We will sample $5000$ data points $(X_0,X_1)$, and then discard some of the $X_1$ values. We will train regressors to predict $Y$. The data points which will have $X_1$ discarded are selected based on one of these three approaches:

  1. In the missing completely at random (MCAR) approach, 20% of the data points are selected uniformly from among all $5000$ points.

  2. In the missing at random (MAR) approach, 40% of the data points are considered, but of those, only those with $X_0 \ge 0$ are selected.

  3. In the just plain missing (MISS) approach, 40% of the data points are considered, but of those, only those with $X_1 \ge 0$ are selected.1

In the Bayesian statistics literature, it seems that MCAR is considered the ideal, but rarely occurs in practice. MAR is considered the next best thing, because whether your data is missing does not depend on the missing data itself. However, in some situations, MISS may in fact be preferable, because the fact that data is missing gives us some information that partly makes up for not being able to see $X_1$.

Here are scatter plots of the data. The blue points have $X_1$ available, while the red crosses do not.

Scatter plots

Tackling the problem

Here are a few approaches to handling a dataset with some points missing $X_1$ before passing the data to a regressor:

  1. Mean imputing: compute the mean $\mu$ of $X_1$ among those points where it is not missing, and let $X_1=\mu$ for those points where it is missing.

  2. Learn: Train a regressor on the data where $X_1$ is available, using $X_0$ as the single feature and $X_1$ as the target. Then use the regressor to predict $X_1$ where it is missing.

  3. Mark: Adjoin to each data point an additional indicator variable $X_2$ such that $X_2=0$ if $X_1$ is present and $X_2=1$ if $X_1$ is missing. For the algorithms in sklearn, it's also necessary to give $X_1$ some value where it is missing, so we also do mean imputing.

  4. Two: Train one regressor on the samples where all values are available, and a second regressor on the samples where $X_1$ is missing. When making predictions, use the first or second regressor according to whether $X_1$ is available or missing.

I (somewhat arbitrarily) used as a base regressor sklearn's SVR which performs support vector regression. I trained SVR with each of the above four approaches on data sets with each of the three types of missing data. I then generated $500$ test data points which were missing data according to the same three approaches. Each model was tested and its mean square error (MSE) was computed.

The results

The procedure described above resulted in the MSE values given in the following table.

| | Mean | Learn | Mark | Two | |-------| | | | | | MCAR | 0.22 | 0.23 | 0.22 | 0.22 | | MAR | 0.65 | 0.59 | 0.59 | 0.60 | | MISS | 0.31 | 0.50 | 0.11 | 0.11 |

Two observations stand out in this table. Firstly, the MISS scenario allows the most accurate predictions by far. Thus, while MCAR and MAR may simplify the statistical analysis, they are not necessarily the most desirable scenarios in practice.

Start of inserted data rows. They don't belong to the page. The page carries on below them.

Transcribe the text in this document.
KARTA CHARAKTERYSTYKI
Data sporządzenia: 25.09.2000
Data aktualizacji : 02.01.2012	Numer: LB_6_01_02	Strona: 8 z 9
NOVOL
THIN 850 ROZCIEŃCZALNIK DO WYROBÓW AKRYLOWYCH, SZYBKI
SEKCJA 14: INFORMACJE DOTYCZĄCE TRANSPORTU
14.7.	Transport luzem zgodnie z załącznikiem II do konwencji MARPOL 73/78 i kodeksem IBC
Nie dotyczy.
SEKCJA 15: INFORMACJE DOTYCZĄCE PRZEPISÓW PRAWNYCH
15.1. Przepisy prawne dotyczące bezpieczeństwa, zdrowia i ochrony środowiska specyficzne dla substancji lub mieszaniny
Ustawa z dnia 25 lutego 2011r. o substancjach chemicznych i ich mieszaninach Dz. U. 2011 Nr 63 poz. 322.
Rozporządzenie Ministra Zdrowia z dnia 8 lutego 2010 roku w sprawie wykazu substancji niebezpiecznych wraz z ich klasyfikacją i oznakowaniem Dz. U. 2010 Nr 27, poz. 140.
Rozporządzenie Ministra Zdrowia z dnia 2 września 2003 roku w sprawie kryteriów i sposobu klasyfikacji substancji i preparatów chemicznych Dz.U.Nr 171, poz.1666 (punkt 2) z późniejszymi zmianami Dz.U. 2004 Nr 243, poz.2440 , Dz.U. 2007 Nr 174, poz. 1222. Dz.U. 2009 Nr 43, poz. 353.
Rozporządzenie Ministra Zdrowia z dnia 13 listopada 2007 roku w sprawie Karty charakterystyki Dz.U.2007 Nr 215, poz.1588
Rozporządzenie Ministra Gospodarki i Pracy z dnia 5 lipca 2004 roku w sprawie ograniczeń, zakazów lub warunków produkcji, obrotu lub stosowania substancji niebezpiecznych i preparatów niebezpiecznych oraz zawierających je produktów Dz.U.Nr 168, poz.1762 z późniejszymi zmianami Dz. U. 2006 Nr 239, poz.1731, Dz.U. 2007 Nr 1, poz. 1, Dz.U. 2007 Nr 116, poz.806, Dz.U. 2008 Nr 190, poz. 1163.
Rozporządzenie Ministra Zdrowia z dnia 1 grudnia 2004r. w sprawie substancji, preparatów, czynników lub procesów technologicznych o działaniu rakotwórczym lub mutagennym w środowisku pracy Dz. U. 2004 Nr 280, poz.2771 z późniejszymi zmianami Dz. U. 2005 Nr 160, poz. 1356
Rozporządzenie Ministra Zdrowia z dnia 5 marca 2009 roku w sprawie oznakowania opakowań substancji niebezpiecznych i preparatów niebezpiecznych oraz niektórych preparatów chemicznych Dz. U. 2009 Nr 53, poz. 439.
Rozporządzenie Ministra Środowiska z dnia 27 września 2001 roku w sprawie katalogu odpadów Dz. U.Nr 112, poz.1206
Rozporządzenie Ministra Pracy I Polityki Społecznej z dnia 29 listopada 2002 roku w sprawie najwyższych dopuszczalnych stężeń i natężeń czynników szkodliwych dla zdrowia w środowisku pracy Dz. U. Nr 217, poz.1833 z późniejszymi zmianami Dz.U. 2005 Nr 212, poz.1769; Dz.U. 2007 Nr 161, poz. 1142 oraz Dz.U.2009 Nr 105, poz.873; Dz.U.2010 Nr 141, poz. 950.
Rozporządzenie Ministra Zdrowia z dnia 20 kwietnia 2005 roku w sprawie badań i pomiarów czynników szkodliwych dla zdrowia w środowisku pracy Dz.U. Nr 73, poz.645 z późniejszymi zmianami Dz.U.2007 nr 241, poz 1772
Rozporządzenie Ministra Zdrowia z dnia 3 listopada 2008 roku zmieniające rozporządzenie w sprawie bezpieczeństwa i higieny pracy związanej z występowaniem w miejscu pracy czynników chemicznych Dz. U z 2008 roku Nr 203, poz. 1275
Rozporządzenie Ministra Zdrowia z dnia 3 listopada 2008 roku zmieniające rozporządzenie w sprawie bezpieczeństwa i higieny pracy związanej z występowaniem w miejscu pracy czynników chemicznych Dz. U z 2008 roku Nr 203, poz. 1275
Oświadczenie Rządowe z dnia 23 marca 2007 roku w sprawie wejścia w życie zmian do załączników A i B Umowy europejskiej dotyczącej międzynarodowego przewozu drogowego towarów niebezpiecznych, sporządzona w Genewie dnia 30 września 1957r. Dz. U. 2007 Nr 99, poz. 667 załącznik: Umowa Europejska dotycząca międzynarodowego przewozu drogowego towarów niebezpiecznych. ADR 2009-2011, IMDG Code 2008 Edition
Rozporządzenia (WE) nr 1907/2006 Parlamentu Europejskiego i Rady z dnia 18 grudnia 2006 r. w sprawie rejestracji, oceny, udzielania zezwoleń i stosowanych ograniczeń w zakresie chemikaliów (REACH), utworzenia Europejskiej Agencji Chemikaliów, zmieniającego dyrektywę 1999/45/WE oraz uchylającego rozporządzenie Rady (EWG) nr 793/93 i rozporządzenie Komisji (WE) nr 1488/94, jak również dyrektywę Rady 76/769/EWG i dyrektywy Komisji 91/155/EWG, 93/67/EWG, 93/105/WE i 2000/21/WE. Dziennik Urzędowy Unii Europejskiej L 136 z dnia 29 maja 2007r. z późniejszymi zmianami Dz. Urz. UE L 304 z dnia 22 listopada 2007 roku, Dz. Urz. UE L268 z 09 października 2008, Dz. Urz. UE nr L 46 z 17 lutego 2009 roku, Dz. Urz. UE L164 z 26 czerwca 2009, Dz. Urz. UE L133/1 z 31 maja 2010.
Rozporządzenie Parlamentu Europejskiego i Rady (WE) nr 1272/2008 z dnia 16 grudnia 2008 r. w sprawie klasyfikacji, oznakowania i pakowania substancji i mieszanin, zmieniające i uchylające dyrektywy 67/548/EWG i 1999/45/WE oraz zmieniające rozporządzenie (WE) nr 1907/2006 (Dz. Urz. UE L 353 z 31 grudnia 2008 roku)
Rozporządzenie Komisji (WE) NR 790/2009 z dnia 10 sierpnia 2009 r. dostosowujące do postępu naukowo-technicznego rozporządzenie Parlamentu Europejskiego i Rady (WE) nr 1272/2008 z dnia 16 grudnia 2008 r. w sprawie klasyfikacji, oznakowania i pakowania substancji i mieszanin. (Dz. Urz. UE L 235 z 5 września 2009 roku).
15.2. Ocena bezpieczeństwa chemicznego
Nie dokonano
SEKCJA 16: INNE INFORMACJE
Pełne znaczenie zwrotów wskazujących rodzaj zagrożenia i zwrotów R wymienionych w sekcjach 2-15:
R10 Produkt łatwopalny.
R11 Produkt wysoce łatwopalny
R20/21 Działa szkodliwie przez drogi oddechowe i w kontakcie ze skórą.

The second is that Mark and Two are the most consistently high performing strategies: they tie with Mean in the MCAR scenario, slightly edge out Mean in the MAR scenario, and trounce both Mean and Learn in the MISS scenario.

It's not hard to understand why Mark and Two perform so much better in the MISS scenario: Mean imputing is simply lying to your model. You are making up fake data and hoping your model isn't misled too badly. In the MCAR and MAR scenarios, this turns out to not be a complete disaster because of two factors:

  1. The fact that $Y$ is a linear function of $X_1$ (up to the noise term) means that imputing the mean of $X_1$ given that it is missing amounts to the best possible estimate anyway.

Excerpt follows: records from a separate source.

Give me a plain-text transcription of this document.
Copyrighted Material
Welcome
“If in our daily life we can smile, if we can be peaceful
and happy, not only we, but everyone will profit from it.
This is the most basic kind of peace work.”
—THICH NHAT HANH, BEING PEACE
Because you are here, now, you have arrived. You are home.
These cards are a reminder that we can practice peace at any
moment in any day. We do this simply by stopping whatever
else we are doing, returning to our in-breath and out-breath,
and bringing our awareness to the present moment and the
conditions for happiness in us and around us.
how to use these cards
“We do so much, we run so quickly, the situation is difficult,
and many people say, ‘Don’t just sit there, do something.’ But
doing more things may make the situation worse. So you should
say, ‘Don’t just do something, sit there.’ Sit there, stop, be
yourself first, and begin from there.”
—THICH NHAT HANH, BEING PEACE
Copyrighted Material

  2. The mean of $X_1$ is the same as the mean of $X_1$ given that it is missing. That is, $\E[X_1] = \E[X_1 | X_1 \textrm{ is missing} ] = 0$.

But in the MISS scenario, $\E[X_1 | X_1 \textrm{ is missing} ] > 0$, and so factor 2 does not hold. We have imputed a value that is almost assured to lead to incorrect predictions.

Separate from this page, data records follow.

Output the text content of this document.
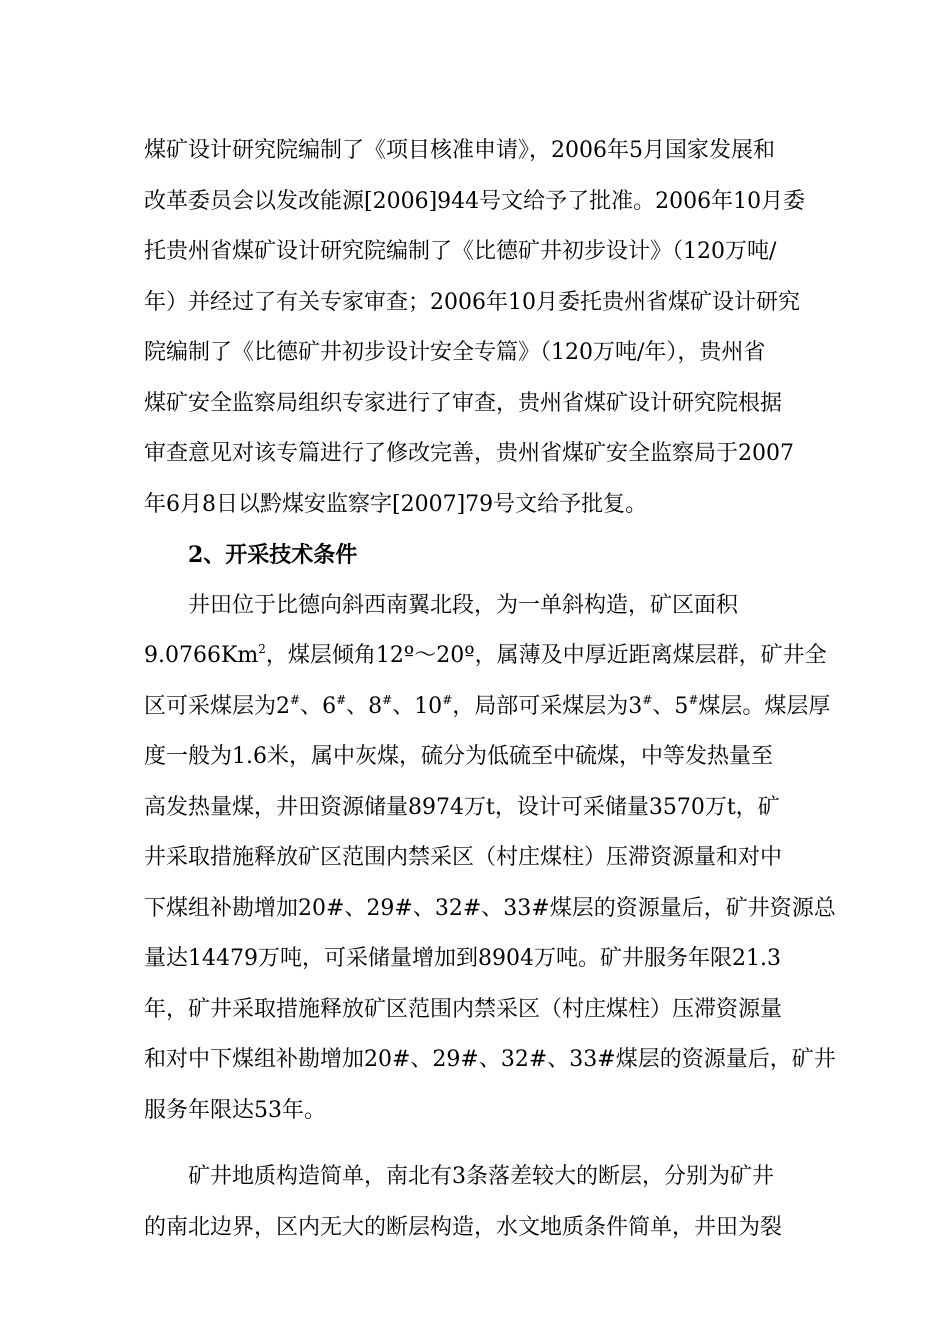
煤矿设计研究院编制了《项目核准申请》，2006年5月国家发展和
改革委员会以发改能源[2006]944号文给予了批准。2006年10月委
托贵州省煤矿设计研究院编制了《比德矿井初步设计》（120万吨/
年）并经过了有关专家审查；2006年10月委托贵州省煤矿设计研究
院编制了《比德矿井初步设计安全专篇》（120万吨/年），贵州省
煤矿安全监察局组织专家进行了审查，贵州省煤矿设计研究院根据
审查意见对该专篇进行了修改完善，贵州省煤矿安全监察局于2007
年6月8日以黔煤安监察字[2007]79号文给予批复。
2、开采技术条件
井田位于比德向斜西南翼北段，为一单斜构造，矿区面积
9.0766Km$^2$，煤层倾角12º～20º，属薄及中厚近距离煤层群，矿井全
区可采煤层为2#、6#、8#、10#，局部可采煤层为3#、5#煤层。煤层厚
度一般为1.6米，属中灰煤，硫分为低硫至中硫煤，中等发热量至
高发热量煤，井田资源储量8974万t，设计可采储量3570万t，矿
井采取措施释放矿区范围内禁采区（村庄煤柱）压滞资源量和对中
下煤组补勘增加20#、29#、32#、33#煤层的资源量后，矿井资源总
量达14479万吨，可采储量增加到8904万吨。矿井服务年限21.3
年，矿井采取措施释放矿区范围内禁采区（村庄煤柱）压滞资源量
和对中下煤组补勘增加20#、29#、32#、33#煤层的资源量后，矿井
服务年限达53年。
矿井地质构造简单，南北有3条落差较大的断层，分别为矿井
的南北边界，区内无大的断层构造，水文地质条件简单，井田为裂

Learn also can't handle MISS because $X_1$ and $X_0$ are not strongly correlated enough to allow the regressor to predict $X_1$ based on $X_0$.

Mark and Two perform similarly because, for a regressor that can handle a high level of nonlinearity, the indicator variable $X_2$ allows Mark to treat the data points with $X_1$ missing differently from the data points with $X_1$ available.

We can also get a picture of the performance of the various strategies by plotting the prediction each model makes for a given $X_0$. In these plots, the blue curves are the expected $Y$ value, that is, $\E[Y | X_0 = x_0 \textrm{ and } X_1 \textrm{ is missing}]$. This is the prediction that would minimize the MSE. The red curves are the predictions of each model..

First we look at predictions in the MCAR scenario.

MCAR predictions

The all look fairly similar, as was also reflected in the table of MSE values.

Now we look at predictions in the MISS scenario. In this scenario, the expected value of $Y$ is $\E[Y | X_0 = x_0 \textrm{ and } X_1 \ge 0]$.

MISS predictions

Now we see a clear distinction between, on the one hand, Mean and Learn and, on the other hand, Mark and Two. Mean and Learn have been misled by the missing data, and dramatically underestimate $Y$ when $X_0>-1$.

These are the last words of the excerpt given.